TAX ISSUES WHEN SETTLING A TRUST OR ESTATE DISPUTE: A GUIDE FOR THE LITIGATOR
By Brian G. Fredkin, Esq.,* and Ryan J. Szczepanik, Esq.**
The merits of the claims typically drive the negotiations to resolve a trust or estate dispute. Tax issues often are a secondary focus. It is not uncommon for the litigator to wake up the morning after reaching a settlement wondering if she or he neglected to appreciate a significant tax issue. The purpose of this article is to help trust and estate litigators identify the tax issues most likely present in a trust or estate dispute, so they can be sensitive to these issues when guiding their clients through settlement.
The trust and estate litigator advising on a settlement strategy should always consider the impact that taxes may have on the value of a claim. If a property right or interest is transferred, modified, or terminated in a settlement, the client may be subject to unanticipated tax exposure.
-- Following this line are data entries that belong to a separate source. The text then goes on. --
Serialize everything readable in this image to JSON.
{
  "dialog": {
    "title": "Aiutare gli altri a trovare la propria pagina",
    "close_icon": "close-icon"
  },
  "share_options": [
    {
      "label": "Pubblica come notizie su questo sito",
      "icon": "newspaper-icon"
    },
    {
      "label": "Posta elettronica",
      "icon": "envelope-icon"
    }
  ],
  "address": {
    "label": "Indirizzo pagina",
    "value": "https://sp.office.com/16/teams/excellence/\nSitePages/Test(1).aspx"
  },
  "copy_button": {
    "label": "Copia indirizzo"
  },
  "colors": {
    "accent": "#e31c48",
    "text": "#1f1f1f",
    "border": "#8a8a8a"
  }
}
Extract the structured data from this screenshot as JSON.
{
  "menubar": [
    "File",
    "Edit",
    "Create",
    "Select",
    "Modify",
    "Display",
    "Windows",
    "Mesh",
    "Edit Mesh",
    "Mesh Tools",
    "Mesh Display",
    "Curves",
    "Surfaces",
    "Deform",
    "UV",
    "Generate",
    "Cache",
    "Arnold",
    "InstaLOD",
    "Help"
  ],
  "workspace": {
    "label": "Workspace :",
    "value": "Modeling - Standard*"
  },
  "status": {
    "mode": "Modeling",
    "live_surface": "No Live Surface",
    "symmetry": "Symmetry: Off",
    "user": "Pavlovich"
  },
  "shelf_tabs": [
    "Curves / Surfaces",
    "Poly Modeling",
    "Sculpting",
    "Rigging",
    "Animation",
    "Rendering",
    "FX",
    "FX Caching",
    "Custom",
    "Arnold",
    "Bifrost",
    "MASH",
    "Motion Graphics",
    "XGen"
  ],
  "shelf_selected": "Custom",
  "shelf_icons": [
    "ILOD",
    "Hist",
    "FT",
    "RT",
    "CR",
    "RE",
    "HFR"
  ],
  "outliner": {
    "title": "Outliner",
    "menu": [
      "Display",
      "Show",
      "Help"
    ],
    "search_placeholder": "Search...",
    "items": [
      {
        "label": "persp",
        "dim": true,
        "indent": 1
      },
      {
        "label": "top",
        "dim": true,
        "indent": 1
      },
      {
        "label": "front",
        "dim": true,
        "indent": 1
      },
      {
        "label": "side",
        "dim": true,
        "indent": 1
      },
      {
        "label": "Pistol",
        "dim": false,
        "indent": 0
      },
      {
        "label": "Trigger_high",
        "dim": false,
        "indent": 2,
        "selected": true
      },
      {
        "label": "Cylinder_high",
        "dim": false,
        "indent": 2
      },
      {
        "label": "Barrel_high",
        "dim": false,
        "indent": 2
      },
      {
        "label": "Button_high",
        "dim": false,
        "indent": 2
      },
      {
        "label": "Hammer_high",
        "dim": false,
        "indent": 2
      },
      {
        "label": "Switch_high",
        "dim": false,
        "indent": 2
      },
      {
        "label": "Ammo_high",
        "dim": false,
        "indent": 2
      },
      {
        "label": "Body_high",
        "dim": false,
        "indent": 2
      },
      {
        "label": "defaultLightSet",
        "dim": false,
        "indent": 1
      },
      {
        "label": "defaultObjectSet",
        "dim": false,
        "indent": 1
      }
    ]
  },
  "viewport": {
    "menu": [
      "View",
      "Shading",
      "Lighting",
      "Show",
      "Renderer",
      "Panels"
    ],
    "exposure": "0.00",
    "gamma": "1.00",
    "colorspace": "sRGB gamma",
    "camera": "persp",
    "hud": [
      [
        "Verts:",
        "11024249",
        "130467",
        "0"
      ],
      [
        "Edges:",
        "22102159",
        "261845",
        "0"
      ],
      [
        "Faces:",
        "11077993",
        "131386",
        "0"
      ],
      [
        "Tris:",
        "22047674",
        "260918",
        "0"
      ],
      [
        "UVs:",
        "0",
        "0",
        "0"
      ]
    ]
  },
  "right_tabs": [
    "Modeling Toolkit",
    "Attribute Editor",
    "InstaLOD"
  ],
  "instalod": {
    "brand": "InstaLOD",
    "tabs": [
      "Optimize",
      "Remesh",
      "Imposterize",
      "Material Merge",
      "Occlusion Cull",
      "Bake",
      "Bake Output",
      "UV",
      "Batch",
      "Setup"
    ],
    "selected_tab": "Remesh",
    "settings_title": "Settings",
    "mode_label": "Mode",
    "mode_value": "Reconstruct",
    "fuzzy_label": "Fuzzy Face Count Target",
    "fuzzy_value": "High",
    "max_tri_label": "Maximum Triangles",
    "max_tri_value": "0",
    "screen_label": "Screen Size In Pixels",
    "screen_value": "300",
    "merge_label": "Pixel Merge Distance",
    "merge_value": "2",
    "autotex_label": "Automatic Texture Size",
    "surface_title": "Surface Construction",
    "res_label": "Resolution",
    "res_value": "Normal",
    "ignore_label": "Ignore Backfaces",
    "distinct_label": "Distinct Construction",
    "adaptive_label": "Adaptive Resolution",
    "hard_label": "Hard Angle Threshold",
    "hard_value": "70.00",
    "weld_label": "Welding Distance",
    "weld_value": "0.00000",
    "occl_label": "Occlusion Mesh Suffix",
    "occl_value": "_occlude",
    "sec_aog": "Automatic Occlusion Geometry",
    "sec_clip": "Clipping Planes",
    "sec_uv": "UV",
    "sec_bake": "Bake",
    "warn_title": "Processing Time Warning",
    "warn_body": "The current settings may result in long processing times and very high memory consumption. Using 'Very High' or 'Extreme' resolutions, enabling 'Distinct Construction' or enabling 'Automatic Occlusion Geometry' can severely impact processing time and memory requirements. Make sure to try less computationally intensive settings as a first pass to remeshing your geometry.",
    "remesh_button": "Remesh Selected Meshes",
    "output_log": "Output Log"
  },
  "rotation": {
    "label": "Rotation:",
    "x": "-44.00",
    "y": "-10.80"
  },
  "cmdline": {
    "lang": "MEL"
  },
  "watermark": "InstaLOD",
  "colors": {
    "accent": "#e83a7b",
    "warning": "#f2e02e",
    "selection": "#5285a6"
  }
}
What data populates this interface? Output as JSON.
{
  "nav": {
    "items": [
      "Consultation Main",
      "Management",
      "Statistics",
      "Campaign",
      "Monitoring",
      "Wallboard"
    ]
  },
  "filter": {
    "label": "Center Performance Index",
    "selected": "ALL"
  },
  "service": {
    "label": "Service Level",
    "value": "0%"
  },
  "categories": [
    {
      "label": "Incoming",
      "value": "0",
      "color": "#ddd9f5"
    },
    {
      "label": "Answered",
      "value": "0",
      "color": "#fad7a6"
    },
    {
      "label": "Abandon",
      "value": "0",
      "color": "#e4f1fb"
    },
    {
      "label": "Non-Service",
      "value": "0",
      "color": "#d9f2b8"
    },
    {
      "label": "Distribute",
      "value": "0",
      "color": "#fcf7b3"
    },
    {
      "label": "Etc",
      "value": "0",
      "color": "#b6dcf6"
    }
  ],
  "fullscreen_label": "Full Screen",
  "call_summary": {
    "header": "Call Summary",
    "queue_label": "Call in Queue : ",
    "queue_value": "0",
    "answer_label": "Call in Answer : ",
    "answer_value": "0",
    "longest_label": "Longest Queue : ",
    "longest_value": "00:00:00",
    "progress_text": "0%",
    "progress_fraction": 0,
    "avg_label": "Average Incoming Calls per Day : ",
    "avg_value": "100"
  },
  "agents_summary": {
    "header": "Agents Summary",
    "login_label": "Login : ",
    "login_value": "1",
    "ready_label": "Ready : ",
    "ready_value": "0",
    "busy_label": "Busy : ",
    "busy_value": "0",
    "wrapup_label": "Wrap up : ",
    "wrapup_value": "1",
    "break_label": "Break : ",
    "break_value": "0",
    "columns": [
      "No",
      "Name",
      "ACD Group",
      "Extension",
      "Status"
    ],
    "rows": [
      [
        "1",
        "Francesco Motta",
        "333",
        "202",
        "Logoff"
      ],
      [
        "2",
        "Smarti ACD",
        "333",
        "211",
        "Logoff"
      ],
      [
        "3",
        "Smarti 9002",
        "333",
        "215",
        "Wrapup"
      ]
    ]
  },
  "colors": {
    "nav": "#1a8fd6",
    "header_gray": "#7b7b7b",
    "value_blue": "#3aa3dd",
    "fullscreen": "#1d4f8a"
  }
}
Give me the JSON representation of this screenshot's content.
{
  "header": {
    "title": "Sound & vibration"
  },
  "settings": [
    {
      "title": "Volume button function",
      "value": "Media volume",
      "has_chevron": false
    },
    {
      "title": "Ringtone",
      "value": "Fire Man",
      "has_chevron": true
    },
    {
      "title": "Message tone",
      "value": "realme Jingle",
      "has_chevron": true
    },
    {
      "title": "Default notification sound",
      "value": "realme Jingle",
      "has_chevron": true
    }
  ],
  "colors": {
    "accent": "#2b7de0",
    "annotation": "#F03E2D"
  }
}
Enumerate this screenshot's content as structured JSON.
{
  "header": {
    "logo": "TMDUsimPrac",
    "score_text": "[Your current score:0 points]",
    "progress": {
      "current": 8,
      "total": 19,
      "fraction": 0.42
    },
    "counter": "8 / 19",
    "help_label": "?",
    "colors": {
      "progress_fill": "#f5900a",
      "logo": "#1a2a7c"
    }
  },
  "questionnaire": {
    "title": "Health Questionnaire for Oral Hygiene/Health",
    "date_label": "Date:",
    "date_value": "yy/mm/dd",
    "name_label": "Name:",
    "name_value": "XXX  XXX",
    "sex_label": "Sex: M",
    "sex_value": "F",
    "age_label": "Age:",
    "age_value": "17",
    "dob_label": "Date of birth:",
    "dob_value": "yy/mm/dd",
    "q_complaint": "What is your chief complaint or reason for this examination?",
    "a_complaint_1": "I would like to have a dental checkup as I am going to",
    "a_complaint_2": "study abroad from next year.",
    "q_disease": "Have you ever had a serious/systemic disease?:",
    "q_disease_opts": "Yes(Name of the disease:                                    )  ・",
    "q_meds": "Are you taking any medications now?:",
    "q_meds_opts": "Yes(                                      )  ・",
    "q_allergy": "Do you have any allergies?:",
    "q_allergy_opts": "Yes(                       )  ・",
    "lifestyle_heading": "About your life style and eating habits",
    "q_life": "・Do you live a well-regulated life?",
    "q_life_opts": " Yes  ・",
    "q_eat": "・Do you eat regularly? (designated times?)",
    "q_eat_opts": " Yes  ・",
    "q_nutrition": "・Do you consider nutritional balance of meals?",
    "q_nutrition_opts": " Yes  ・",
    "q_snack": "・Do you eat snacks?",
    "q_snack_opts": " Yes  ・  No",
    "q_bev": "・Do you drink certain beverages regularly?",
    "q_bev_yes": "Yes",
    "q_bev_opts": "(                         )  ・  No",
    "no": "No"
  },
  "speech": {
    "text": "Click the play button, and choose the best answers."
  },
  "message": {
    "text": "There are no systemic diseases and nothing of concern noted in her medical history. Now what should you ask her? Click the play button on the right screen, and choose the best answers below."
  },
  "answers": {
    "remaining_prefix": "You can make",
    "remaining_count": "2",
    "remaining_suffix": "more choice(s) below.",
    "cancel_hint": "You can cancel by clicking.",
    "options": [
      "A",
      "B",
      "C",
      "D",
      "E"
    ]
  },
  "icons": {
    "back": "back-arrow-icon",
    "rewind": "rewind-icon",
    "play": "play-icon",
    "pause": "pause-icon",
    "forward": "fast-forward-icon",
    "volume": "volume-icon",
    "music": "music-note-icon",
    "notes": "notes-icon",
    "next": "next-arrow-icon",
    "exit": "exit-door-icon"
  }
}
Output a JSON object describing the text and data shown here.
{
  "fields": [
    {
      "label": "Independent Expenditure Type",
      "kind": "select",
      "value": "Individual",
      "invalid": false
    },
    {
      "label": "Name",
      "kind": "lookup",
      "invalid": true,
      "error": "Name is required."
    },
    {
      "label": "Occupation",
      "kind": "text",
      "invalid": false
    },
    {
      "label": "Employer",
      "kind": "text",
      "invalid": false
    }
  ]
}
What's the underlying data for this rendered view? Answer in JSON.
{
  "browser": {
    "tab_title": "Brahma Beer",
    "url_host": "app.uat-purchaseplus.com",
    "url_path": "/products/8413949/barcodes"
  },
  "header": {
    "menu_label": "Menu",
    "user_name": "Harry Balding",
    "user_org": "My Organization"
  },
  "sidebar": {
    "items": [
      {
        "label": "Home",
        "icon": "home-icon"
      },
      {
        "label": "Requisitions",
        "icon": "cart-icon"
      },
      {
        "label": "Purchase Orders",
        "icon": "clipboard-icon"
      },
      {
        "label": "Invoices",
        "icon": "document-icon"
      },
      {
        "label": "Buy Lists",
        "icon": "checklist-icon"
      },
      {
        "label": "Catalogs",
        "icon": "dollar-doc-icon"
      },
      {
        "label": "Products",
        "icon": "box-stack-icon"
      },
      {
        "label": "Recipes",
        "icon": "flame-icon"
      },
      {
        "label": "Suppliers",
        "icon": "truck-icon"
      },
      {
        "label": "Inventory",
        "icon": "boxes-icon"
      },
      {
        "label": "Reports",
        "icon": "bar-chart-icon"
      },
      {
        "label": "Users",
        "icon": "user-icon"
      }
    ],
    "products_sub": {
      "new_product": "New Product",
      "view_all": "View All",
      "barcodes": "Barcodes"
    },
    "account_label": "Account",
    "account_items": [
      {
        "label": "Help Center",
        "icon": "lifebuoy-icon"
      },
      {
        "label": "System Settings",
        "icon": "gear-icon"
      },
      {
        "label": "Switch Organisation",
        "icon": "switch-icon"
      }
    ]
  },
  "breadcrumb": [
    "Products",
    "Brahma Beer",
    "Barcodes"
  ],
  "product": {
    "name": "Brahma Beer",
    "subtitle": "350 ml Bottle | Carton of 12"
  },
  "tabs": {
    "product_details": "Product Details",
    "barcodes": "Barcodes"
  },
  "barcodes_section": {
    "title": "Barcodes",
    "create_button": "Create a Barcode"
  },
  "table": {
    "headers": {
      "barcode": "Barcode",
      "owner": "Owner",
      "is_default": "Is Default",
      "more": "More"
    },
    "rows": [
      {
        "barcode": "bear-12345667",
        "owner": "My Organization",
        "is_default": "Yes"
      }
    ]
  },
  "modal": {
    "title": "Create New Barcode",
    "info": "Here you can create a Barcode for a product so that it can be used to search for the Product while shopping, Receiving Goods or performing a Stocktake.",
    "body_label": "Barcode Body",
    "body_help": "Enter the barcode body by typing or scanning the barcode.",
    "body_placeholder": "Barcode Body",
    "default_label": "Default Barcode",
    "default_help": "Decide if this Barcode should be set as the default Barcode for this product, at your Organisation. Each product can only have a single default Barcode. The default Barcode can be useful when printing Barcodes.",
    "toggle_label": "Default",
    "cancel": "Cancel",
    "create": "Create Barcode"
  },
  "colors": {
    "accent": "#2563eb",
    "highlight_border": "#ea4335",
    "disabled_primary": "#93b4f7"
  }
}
For example, the client may receive an IRS Form K-1 or 1099 in the year following a settlement requiring the client to report as taxable income all or part of the settlement payment. The IRS may notify the client who is the surviving spouse that a lump-sum payment he or she received in a settlement terminating the surviving spouse’s interest in the deceased spouse’s estate has triggered an estate or gift tax. The IRS may notify the client that the partition through settlement of a trust that was exempt from the generation-skipping transfer tax has caused the trust to lose its exempt status. The local county assessor may notify the client that real property received in the settlement will be reassessed for property tax purposes.
This article focuses on the relevant tax laws and techniques an attorney may employ to: (1) avoid an unexpected tax surprise when guiding the client through settlement of a trust or estate dispute; and (2) reach a settlement agreement that the IRS and federal courts are more likely to respect for federal tax purposes.